De openingszinnen van het redactioneel: ‘Wie zijn de wetenschappelijke onderzoekers van Nederland? Zijn ze de producten van een onafhankelijk en kritisch denkende cultuur? Of juist pionnen van een kleinburgerlijk en benepen wereldje?’ Vermaard onderzoeksjournalist Herman Vuijsje is auteur van een fel ‘j'accuse’ jegens het poldermodel: ‘Polderen, netwerken, is mooi om te zorgen dat iedereen evenveel op de giro krijgt, maar niet voor successen in baanbrekend onderzoek.’ Elders: ‘Teambuilding gaat ons voortreffelijk af, maar voor prima donna's is geen plaats – dat geldt in het voetbal en ook in de wetenschap.’ Na Vuijsje neemt redacteur Simon Rozendaal het woord. Hij windt er geen doekjes om: ‘Nederland verdomt’. De onderzoeksgelden namen af van 2,4 procent van het BNP in 1987 naar ongeveer 2,0 procent nu. Zelfs in 2001, als de hoorn van overvloed ‘begrotingsoverschot’ heet, gaat geen cent extra naar wetenschap. Rozendaal: ‘Bij wijze van gotspe ontpopte de minister van OCW zich onlangs als braafste jongetje uit de klas van Zalm en zei in het parlement zelfs dat hij geen extra geld nodig had.’ Het gevolg: een exodus van excellente wetenschappers. Zij willen ontkomen aan ‘middelmaatzoekende krachten’. Het grondprobleem zit in de genoemde poldercultuur, maar ook in het verschil tussen de eerste en tweede geldstroom. De eerste, waarbij gelet wordt op aantallen ingeschreven studenten, is veruit dominant boven de tweede geldstroom, waarvoor de kwaliteit van onderzoek maatstafgevend is. Aan die kwaliteit schort het bovendien nogal eens, want het ‘peer review’-systeem voldoet niet. Jaap Goudsmit: ‘Nederland is te klein om sommige vakgebieden goed te beoordelen.’ Een vooraanstaand wetenschapper als geneticus Ronald Plasterk schetst de Nederlandse situatie als volgt: ‘Dat is zoiets als tegen Karel Appel zeggen “jij kunt leuk schilderen, kom bij ons maar borduren.”’ Een pleidooi dus voor excellentie, voor vrije markt, voor creativiteit. ‘Wat hebben we aan een heleboel grootste gemene delers-onderzoekers?’, luidt de retorische vraag.
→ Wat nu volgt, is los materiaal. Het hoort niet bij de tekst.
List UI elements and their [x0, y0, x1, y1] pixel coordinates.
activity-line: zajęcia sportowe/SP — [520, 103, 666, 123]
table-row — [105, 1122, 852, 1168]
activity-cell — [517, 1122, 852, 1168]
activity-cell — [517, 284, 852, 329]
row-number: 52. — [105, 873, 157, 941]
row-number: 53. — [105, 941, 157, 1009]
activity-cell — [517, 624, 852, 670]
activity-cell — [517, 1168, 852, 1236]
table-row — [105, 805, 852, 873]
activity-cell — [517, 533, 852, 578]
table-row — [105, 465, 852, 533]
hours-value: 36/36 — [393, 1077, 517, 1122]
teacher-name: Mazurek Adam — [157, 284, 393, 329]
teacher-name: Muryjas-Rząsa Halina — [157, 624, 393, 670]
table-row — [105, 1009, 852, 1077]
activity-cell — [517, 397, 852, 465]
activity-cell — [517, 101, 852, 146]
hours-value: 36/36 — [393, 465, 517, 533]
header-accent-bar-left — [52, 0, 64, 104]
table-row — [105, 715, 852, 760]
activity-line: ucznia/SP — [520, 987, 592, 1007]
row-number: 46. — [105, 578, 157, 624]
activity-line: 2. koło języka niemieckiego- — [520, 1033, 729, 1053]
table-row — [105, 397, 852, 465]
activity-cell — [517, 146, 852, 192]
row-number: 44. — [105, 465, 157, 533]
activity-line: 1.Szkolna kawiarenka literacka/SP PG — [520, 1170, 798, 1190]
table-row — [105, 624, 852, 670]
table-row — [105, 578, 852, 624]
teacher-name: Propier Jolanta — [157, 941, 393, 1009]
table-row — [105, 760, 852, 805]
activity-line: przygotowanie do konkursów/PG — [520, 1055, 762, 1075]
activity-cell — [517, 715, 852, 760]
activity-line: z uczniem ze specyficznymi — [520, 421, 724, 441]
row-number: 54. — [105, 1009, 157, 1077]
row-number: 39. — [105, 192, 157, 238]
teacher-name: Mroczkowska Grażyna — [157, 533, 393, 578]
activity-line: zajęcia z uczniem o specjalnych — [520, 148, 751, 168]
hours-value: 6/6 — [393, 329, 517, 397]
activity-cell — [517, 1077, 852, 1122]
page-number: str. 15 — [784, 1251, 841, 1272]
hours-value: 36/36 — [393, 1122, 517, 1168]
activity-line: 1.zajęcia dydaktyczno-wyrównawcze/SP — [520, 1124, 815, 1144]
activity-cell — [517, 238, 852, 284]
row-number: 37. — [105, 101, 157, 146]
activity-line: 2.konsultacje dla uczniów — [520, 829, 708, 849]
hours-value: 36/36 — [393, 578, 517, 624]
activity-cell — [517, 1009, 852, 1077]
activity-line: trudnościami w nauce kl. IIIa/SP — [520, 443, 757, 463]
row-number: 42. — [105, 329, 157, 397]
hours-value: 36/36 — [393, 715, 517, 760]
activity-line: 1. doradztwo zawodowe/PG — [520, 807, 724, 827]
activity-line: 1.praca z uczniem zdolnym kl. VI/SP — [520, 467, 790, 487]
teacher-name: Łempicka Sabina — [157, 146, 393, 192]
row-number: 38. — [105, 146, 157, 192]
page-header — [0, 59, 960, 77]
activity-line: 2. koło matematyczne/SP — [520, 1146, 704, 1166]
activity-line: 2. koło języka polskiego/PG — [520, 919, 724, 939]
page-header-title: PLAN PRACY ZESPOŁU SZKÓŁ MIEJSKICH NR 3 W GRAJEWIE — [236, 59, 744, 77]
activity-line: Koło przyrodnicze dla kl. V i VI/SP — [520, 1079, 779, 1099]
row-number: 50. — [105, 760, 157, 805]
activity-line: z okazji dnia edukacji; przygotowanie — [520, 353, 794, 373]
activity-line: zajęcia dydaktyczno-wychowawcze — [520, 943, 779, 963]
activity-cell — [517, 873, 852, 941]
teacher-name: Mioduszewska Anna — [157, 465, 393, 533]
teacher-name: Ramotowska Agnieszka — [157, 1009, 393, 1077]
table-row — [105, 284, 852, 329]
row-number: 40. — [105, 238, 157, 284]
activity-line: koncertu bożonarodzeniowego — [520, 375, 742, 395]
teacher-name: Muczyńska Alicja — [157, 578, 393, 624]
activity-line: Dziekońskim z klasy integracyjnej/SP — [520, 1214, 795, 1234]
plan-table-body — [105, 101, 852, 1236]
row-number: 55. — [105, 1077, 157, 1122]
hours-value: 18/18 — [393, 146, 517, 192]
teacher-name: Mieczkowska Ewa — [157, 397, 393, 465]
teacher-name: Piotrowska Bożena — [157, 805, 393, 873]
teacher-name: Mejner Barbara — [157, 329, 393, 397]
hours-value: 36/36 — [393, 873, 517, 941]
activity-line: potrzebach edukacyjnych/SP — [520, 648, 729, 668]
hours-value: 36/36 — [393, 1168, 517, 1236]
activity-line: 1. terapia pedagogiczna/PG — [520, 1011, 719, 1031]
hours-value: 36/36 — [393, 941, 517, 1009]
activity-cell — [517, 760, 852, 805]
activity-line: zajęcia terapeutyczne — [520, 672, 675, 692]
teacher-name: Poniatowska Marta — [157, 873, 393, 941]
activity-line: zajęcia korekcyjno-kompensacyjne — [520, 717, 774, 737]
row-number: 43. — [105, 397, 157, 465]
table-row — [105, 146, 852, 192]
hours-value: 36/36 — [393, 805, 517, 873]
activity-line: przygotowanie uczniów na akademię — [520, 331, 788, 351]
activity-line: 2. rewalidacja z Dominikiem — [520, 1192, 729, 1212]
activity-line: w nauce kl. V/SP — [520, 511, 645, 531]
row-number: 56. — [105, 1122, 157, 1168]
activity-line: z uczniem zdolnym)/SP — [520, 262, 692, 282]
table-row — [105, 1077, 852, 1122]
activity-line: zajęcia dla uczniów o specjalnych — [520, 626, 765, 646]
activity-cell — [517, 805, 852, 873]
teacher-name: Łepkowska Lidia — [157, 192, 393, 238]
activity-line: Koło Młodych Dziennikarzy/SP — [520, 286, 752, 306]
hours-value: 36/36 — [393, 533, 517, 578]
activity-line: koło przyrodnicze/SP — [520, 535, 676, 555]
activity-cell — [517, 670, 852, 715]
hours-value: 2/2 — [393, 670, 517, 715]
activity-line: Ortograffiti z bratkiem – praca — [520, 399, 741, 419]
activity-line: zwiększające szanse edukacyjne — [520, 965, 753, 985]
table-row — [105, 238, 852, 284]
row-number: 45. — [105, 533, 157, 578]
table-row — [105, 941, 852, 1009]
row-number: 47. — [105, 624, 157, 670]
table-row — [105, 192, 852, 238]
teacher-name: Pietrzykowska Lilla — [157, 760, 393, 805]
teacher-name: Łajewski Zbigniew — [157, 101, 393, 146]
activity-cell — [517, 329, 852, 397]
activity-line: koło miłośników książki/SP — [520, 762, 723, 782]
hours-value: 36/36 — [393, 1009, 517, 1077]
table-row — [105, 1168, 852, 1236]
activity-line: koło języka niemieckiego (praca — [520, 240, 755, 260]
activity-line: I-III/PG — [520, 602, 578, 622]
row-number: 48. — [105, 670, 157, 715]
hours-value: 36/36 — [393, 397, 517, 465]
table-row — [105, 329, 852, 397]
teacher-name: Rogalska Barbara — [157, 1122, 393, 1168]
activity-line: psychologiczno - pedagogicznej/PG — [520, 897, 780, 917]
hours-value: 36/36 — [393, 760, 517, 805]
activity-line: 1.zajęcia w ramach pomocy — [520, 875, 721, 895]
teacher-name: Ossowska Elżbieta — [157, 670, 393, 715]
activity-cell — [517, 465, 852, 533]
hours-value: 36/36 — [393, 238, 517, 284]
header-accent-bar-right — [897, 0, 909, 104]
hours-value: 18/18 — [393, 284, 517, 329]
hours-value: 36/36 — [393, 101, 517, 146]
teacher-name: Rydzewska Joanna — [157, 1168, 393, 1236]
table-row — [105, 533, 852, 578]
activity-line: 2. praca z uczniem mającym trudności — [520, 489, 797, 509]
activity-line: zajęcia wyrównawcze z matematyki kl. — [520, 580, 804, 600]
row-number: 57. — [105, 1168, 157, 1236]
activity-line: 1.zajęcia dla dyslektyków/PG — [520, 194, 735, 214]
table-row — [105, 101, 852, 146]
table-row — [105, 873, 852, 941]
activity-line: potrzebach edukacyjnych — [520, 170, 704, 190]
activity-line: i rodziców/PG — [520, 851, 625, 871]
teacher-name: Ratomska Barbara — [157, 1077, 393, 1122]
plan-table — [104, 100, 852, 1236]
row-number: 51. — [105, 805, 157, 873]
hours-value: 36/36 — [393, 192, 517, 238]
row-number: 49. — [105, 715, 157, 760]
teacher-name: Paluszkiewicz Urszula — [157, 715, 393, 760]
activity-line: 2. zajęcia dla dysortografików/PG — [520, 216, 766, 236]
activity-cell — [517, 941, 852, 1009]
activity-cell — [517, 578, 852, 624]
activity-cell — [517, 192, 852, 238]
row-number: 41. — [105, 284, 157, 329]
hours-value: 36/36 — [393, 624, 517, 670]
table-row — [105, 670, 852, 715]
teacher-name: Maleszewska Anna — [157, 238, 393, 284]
Hypothese biedt een fraai, boeiend en kritisch overzicht wetenschapsgeschiedenis. Het siert de redactie en NWO dat de eigen organisatie fikse kritiek krijgt. Na lezing zal men toch moeten nadenken over de vraag, waarom de meest bekende Nederlandse wetenschappers professoren zijn als Pi, Zonnebloem, Oak, Rosmalen, Barabas en Prlwytzkofsky. Stripfiguren. (FM)
Literatuur
- 0.Hypothese. Kwartaalblad van NWO. Te bestellen bij: NWO, afdeling Voorlichting en Communicatie, Postbus 93138, 2509 AD Den Haag.
Reacties
Er zijn nog geen reacties.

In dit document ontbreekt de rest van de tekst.